Benusa et al. Neuroimmunol Neuroinflammation 2020;7:23-39  I  http://dx.doi.org/10.20517/2347-8659.2019.28              Page 33

               these AXIS microglia could represent a distinct subtype of MPD microglia [45,50] . The interaction between the
               AXIS microglia and the AIS appears to be ankrin-G and GABA mediated, while the fractalkine receptor,
                                                                             [45]
               CX3CR1, does not appear necessary for the AXIS microglial interactions .
               There are reports indicating that microglia physically interact with injured axons following TBI in the
               human brain. In 2014, a study demonstrated co-labeling of microglia with injured proximal axonal
               swellings in brains of veterans who had histories of blast injury exposure [181] . Another study showed
               potential PC microglia contacting injured axonal swellings when employing double-labeling techniques in
               human TBI tissue [182] . These studies indicate that microglial processes may contact axonal swellings in the
               human brain following TBI; however, further investigation is needed to comprehensively assess potential
               alterations in microglial-neuronal physical interactions in the human population and address how those
               changes compare to those observed pre-clinically.

               Additionally, a study investigating the expression of neuronal outgrowth marker, GAP43, in injured axonal
               segments as it related to the density of microglia in brain tissue from people diagnosed with MS or TBI
               demonstrated a positive correlation between neuronal regeneration and microglial density following
               TBI in clinical samples [Figure 1C] [183] . Other studies have also observed GAP43 expression in proximal
               axonal swellings following injury in both human tissue and following induction of TBI in pre-clinical
               models [184-186] . Ultrastructural assessments further demonstrated morphological alterations indicative of
               active axonal sprouting of proximal axonal swellings following TBI, demonstrating that axonal process
               outgrowth following TBI is possible and potentially likely [Figure 2] [184,185] . Microglia have been shown
               to express neurotrophic factors, such as nerve growth factor, following TBI, supporting a potential role
               for MPC in post-injury axonal outgrowth [187] . Microglia may also release exosomes that induce neurite
                        [19]
               outgrowth . The role of MPC and/or MPD in potential post-injury axonal sprouting, however, remains
               speculative.


               CONCLUSION
               It is well accepted that microglia mediate neuroinflammatory processes in health and disease via pro-
               and anti-inflammatory cytokines and chemokines.
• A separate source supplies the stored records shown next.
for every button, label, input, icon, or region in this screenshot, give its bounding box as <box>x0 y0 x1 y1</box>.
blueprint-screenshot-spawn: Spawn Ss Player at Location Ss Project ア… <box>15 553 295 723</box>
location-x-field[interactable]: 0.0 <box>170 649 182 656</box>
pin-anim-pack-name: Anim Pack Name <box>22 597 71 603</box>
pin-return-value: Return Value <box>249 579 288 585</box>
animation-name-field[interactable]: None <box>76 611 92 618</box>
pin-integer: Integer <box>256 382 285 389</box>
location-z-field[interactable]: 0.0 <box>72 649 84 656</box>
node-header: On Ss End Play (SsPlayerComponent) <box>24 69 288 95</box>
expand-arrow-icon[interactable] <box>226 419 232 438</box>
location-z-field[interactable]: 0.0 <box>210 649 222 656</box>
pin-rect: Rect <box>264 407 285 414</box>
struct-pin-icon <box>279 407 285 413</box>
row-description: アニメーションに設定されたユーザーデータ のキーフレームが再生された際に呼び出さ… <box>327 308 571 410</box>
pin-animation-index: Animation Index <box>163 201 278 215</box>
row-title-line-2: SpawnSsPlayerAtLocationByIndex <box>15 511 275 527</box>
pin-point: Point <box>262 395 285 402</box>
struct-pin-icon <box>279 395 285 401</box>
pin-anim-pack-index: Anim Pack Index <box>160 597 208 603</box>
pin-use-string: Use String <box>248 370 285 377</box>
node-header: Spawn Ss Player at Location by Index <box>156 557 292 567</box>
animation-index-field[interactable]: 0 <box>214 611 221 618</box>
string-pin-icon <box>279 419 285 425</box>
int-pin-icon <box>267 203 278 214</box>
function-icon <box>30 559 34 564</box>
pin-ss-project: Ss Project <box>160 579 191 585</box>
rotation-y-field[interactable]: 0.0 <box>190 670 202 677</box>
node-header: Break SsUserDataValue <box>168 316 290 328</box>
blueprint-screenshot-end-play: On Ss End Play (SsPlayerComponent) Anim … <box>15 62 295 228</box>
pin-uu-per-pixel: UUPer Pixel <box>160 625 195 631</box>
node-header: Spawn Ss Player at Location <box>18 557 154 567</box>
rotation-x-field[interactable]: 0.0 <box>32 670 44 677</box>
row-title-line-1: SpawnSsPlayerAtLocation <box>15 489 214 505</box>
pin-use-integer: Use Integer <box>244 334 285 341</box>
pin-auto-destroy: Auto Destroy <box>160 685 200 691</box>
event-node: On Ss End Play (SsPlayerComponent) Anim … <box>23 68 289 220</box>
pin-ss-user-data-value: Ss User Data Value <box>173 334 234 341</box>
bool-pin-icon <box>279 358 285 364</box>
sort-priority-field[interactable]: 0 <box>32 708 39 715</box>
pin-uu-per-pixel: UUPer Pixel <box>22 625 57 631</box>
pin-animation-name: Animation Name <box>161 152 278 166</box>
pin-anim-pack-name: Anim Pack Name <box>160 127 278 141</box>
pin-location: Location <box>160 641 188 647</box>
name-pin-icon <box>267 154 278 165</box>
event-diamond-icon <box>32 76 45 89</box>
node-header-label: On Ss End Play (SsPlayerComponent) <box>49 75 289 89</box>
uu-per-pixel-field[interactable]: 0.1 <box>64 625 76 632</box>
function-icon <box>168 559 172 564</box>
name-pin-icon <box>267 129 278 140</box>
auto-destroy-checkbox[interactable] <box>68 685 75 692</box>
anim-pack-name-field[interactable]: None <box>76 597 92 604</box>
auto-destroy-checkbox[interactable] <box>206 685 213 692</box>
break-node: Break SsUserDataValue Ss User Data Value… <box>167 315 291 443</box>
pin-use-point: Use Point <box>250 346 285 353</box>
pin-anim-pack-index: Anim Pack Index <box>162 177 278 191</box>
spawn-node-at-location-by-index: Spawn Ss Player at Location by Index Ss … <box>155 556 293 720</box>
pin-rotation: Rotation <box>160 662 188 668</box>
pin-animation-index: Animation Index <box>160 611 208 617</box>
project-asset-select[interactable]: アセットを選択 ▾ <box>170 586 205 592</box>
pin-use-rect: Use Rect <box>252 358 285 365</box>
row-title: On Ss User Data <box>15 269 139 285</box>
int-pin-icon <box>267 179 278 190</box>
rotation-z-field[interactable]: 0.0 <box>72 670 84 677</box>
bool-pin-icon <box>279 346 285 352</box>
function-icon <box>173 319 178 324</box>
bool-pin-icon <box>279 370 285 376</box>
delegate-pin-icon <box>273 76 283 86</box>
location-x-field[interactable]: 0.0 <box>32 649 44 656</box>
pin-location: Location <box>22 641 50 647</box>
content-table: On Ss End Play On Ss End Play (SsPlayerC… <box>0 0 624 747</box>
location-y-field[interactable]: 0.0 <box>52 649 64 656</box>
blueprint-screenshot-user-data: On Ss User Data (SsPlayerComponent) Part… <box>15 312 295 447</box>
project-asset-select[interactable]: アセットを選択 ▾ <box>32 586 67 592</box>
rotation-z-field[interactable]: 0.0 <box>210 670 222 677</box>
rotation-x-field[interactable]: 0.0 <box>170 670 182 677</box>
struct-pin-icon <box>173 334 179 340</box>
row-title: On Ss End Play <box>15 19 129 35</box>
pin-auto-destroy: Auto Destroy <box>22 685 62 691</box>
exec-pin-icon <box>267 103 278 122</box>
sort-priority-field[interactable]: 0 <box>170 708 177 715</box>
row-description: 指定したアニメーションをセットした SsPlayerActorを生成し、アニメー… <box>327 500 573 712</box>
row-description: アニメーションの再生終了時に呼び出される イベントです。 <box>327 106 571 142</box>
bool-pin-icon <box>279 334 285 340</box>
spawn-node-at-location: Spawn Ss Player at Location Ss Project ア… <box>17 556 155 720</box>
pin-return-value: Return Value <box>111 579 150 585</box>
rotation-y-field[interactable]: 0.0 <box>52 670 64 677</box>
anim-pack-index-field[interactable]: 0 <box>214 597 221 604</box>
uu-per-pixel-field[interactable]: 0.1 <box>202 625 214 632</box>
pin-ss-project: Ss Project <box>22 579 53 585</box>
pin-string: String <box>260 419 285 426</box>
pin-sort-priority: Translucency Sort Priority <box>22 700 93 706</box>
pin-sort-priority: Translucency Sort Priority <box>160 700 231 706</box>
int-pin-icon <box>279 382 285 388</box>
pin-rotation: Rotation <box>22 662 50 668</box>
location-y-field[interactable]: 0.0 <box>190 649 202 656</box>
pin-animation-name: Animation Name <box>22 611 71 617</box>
However, microglia also appear to mediate neuronal
               function through physical contacts onto various neuronal segments, including dendrites, synapses, cells
               bodies, and axons. While the study of microglial-axonal contacts is still in its infancy, there are indications
               that these contacts play diverse and important roles during normal development and in the healthy
               CNS as well as following TBI or in disease states, such as MS. Analysis of microglia in experimental and
               human tissues demonstrate that microglia exhibit a spectrum of morphologies including ramified, rod-
               like, hypertrophied, and ameboid that all exert unique contact subtypes onto axonal segments indicative
               of the diverse roles microglial-axonal interactions play. Microglia and infiltrating monocytes contact
               various axonal segments in unique and specific ways that appear tied to the axonal region contacted,
               the morphology of the microglia, and the disease state. Further, it appears that the presence of microglia
               contacts at axonal domains may confer protection. Some of the immediate questions for this burgeoning
               field focus on the potential ameliorative effects of microglial contacts onto axonal and other neuronal
               segments as well as the timing of these interactions following various pathologies. Future examinations of
               axonal interactions using functional assessments and live imaging techniques could refine the distinction
               between axonal contacts of resident microglia and those formed by peripheral monocyte-derived
               infiltrating macrophages and help elucidate the nature of these interactions. Furthermore, identifying the
               molecules mediating contact between microglia and the axon will point toward new strategies to treat
               disease and promote repair in diverse inflammatory pathologies. The studies reviewed herein underscore
               the importance of microglial-axonal contacts in the regulation of neural signaling and the need for further
               investigation into these variable interactions in both the healthy and injured CNS.